Nothing says true friendship like 2 people bonding over potentially having AIDS.
she said "i got this" and then fell on her face. within grabbing distance of the wall and her boyfriend
Idk wtf I would do on a date. I thought wed passed that stage at least for a while. Nowadays dates should consist of blackouts and shameful mistakes.
I stumbled in at 6am to find my cat in the window making a noise I've never heard her make. When I went to the window there was a goat outside staring at us.
Are you sure? Or did you just think there was a goat?
No there was a goat. I gave it a donut.
The guy I met last night said we had a real connection and gave me his AA coin because he met me during his relapse
Drunken snow shoveling. Visiting my family is starting to become a seriously risky venture.
He is indeed a crazy mutha fucka. But mark my words. MARK MY WORDS. My job has placed me at the same party as Tom Cruise. I. Am. Fucking. The. Crazy. Out. Of . That. Alien . Fucker.
Beer, water, beer, water, beer beer beer beer beer beer beer beer beer beer beer beer so much beer
I never realized how you can accidentally go home with someone until tequila got involved.

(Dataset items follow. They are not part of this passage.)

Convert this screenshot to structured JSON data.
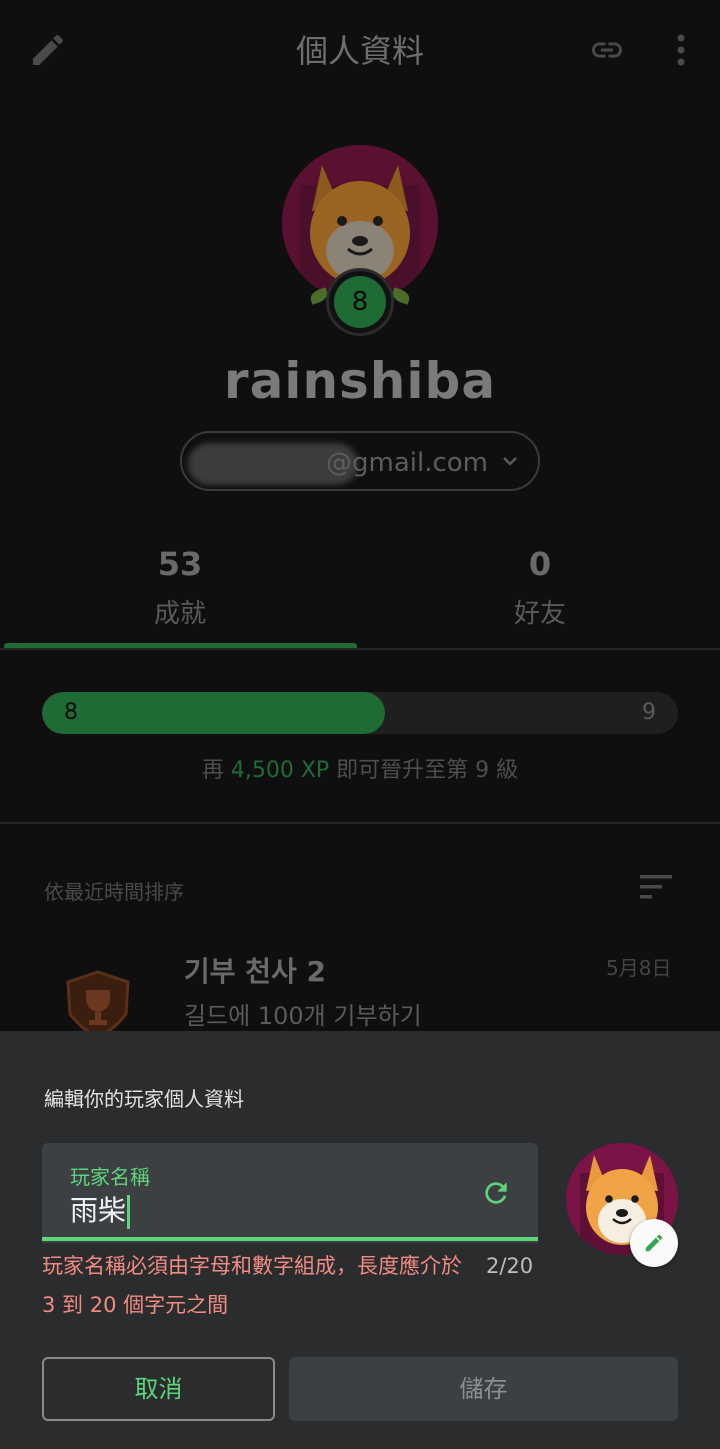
{
  "app_bar": {
    "title": "個人資料",
    "edit_icon": "pencil-icon",
    "link_icon": "link-icon",
    "more_icon": "more-vert-icon"
  },
  "profile": {
    "username": "rainshiba",
    "level": "8",
    "email_visible": "@gmail.com",
    "avatar": "shiba-dog-avatar"
  },
  "tabs": [
    {
      "count": "53",
      "label": "成就",
      "selected": true
    },
    {
      "count": "0",
      "label": "好友",
      "selected": false
    }
  ],
  "xp": {
    "current_level": "8",
    "next_level": "9",
    "progress": 0.54,
    "msg_prefix": "再",
    "msg_amount": "4,500 XP",
    "msg_suffix": "即可晉升至第 9 級"
  },
  "achievements": {
    "sort_label": "依最近時間排序",
    "items": [
      {
        "title": "기부 천사 2",
        "description": "길드에 100개 기부하기",
        "date": "5月8日",
        "icon": "trophy-badge-icon"
      }
    ]
  },
  "edit_sheet": {
    "title": "編輯你的玩家個人資料",
    "field_label": "玩家名稱",
    "field_value": "雨柴",
    "error_message": "玩家名稱必須由字母和數字組成，長度應介於 3 到 20 個字元之間",
    "counter": "2/20",
    "cancel_label": "取消",
    "save_label": "儲存"
  },
  "colors": {
    "accent_green": "#5fd57b",
    "error_red": "#f28b82",
    "level_green": "#1f6b35",
    "sheet_bg": "#2a2c2e"
  }
}
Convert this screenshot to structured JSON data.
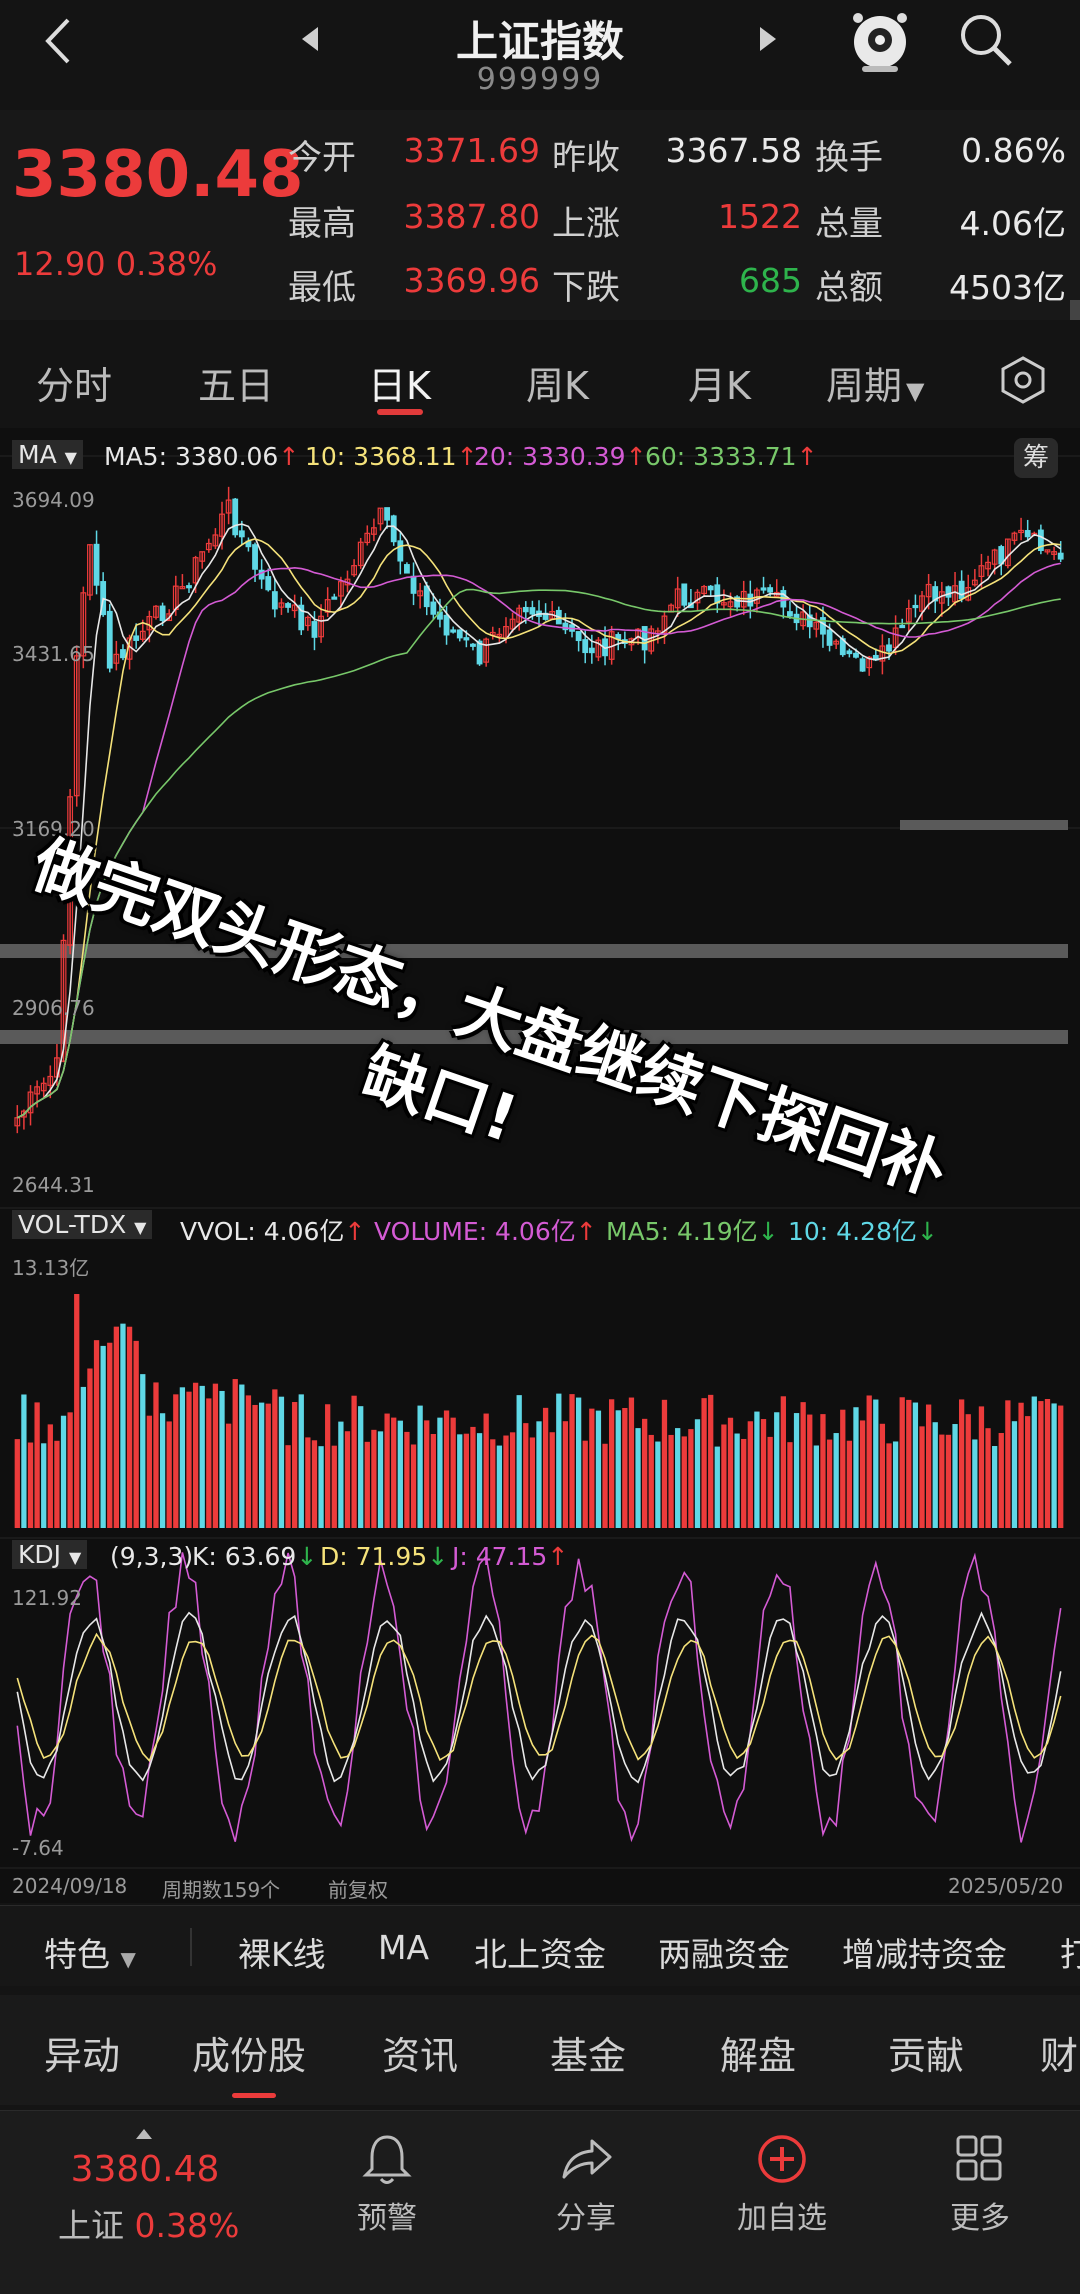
{
  "header": {
    "title": "上证指数",
    "code": "999999"
  },
  "quote": {
    "price": "3380.48",
    "change": "12.90",
    "change_pct": "0.38%",
    "rows": [
      {
        "l1": "今开",
        "v1": "3371.69",
        "l2": "昨收",
        "v2": "3367.58",
        "l3": "换手",
        "v3": "0.86%"
      },
      {
        "l1": "最高",
        "v1": "3387.80",
        "l2": "上涨",
        "v2": "1522",
        "l3": "总量",
        "v3": "4.06亿"
      },
      {
        "l1": "最低",
        "v1": "3369.96",
        "l2": "下跌",
        "v2": "685",
        "l3": "总额",
        "v3": "4503亿"
      }
    ]
  },
  "tabs": [
    "分时",
    "五日",
    "日K",
    "周K",
    "月K",
    "周期"
  ],
  "ma_legend": {
    "name": "MA",
    "ma5": "MA5: 3380.06",
    "ma10": "10: 3368.11",
    "ma20": "20: 3330.39",
    "ma60": "60: 3333.71",
    "chip_btn": "筹"
  },
  "price_axis": [
    "3694.09",
    "3431.65",
    "3169.20",
    "2906.76",
    "2644.31"
  ],
  "vol_legend": {
    "name": "VOL-TDX",
    "vvol": "VVOL: 4.06亿",
    "volume": "VOLUME: 4.06亿",
    "ma5": "MA5: 4.19亿",
    "ma10": "10: 4.28亿",
    "axis_top": "13.13亿"
  },
  "kdj_legend": {
    "name": "KDJ",
    "params": "(9,3,3)",
    "k": "K: 63.69",
    "d": "D: 71.95",
    "j": "J: 47.15",
    "axis_top": "121.92",
    "axis_bottom": "-7.64"
  },
  "date_axis": {
    "start": "2024/09/18",
    "period_count": "周期数159个",
    "adjust": "前复权",
    "end": "2025/05/20"
  },
  "overlay_text": [
    "做完双头形态，大盘继续下探回补",
    "缺口!"
  ],
  "indicators": {
    "feature": "特色",
    "items": [
      "裸K线",
      "MA",
      "北上资金",
      "两融资金",
      "增减持资金",
      "打"
    ]
  },
  "subtabs": [
    "异动",
    "成份股",
    "资讯",
    "基金",
    "解盘",
    "贡献",
    "财"
  ],
  "footer": {
    "price": "3380.48",
    "name": "上证",
    "pct": "0.38%",
    "buttons": [
      "预警",
      "分享",
      "加自选",
      "更多"
    ]
  },
  "colors": {
    "up": "#ec3b3b",
    "down": "#5fd8e6",
    "ma5": "#e8e8e8",
    "ma10": "#f5e27a",
    "ma20": "#d45bd4",
    "ma60": "#78c86a"
  }
}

I walked in on him pumping himself up by headbanging to the drumbeat from Jumanji.
It's has to do with my genitals. Don't ask.
I literally just told you I found out I masturbate in my sleep. I think we can be snapchat friends again
Guy just walked in with a 40 and a Honda steering wheel. Where the fuck am I?
My boyfriend just called me on his poop break from work.... Is that what you meant by moving too fast?
We were having sex and he started doing some weird swivel move. I was like wtf and he said sorry just trying to pop my knee.